Cette anecdote, et bien d’autres encore, ont été relatées récemment par deux journalistes. Il y a quelques années, chez un bouquiniste des quais de Seine, Marine Sanclemente et son amie Catherine Faye découvrent une édition originale d’un livre d’Odette du Puigaudeau. Elles partent sur les traces de l’aventurière et de sa comparse, dans le Sahara. Un voyage de deux mois, en 2019, qu’elles racontent dans leur livre L’Année des deux dames (Paulsen). Pour redonner vie à leurs aînées, elles ont débarqué là même où Odette et Marion avaient foulé le sol mauritanien pour la première fois. Au fil de leur itinéraire, elles ont questionné des personnes qui auraient pu les connaître, ont noté tous les récits.
Mystérieuses dernières années
Elles ont ainsi découvert qu’Odette a marqué les esprits, mais pas de façon toujours positive. « Elle était colérique et autoritaire, à la différence de Marion qui a souvent dû arrondir les angles avec leurs interlocuteurs, car Odette pouvait vraiment se montrer insupportable, explique Catherine Faye à Causette. À certains endroits, elle n’a pas du tout laissé un bon souvenir. » Il faut également remettre la démarche d’Odette et Marion dans un contexte de colonisation : « Elles ont rapporté une foule d’objets, ce qui correspond quand même à du pillage », estime Marine Sanclemente.
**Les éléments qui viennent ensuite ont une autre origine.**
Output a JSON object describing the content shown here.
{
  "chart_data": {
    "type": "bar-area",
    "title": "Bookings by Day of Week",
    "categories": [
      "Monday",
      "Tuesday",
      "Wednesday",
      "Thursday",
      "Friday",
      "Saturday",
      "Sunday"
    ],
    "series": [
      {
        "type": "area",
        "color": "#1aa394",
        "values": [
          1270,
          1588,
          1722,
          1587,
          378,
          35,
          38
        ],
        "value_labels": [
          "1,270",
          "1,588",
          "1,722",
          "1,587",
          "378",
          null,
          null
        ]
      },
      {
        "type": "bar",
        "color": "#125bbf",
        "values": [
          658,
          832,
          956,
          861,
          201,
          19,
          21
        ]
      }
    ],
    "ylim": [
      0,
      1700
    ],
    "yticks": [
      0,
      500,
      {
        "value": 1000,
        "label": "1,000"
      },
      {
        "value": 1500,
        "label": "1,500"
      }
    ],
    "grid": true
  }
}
« Elle était colérique et autoritaire, à la différence de Marion qui a souvent dû arrondir les angles avec leurs interlocuteurs »
Catherine Faye, journaliste
Après leur dernier voyage, les comparses ne retourneront pas en France. Ni en Mauritanie. Parce qu’elle défend le rattachement du pays au Maroc, Odette se brouille avec nombre de Maures. Le couple s’installe à Rabat, où Marion meurt dix-sept ans plus tard. Odette disparaît à son tour en 1991, dans la solitude et l’indifférence la plus totale.
La fin de sa vie est entourée de mystères dont les versions diffèrent. Selon Monique Vérité, elle aurait été nommée documentaliste au ministère de l’Information, puis cheffe du bureau de préhistoire au musée des Antiquités de Rabat. Pour les autrices Marine Sanclemente et Catherine Faye, l’histoire serait tout autre. « Elle n’existe pas dans les archives », assure Marine Sanclemente. À force de sonner aux portes, elles apprennent que les deux Françaises auraient espionné pour le compte du Maroc – transmettant notamment de précieux renseignements sur la Mauritanie.
Mais qu’importe, finalement, la vérité sur Odette du Puigaudeau. Le flou entretenu sur ses dernières années est à son image. Celle d’une femme complexe, que l’on ne peut ranger dans une seule case. Aujourd’hui, une école marocaine du Sahara occidental porte tout de même son patronyme. À Rennes, Nantes et Saint-Nazaire, quelques rues également. Un maigre héritage pour celle qui rêvait de se faire un nom.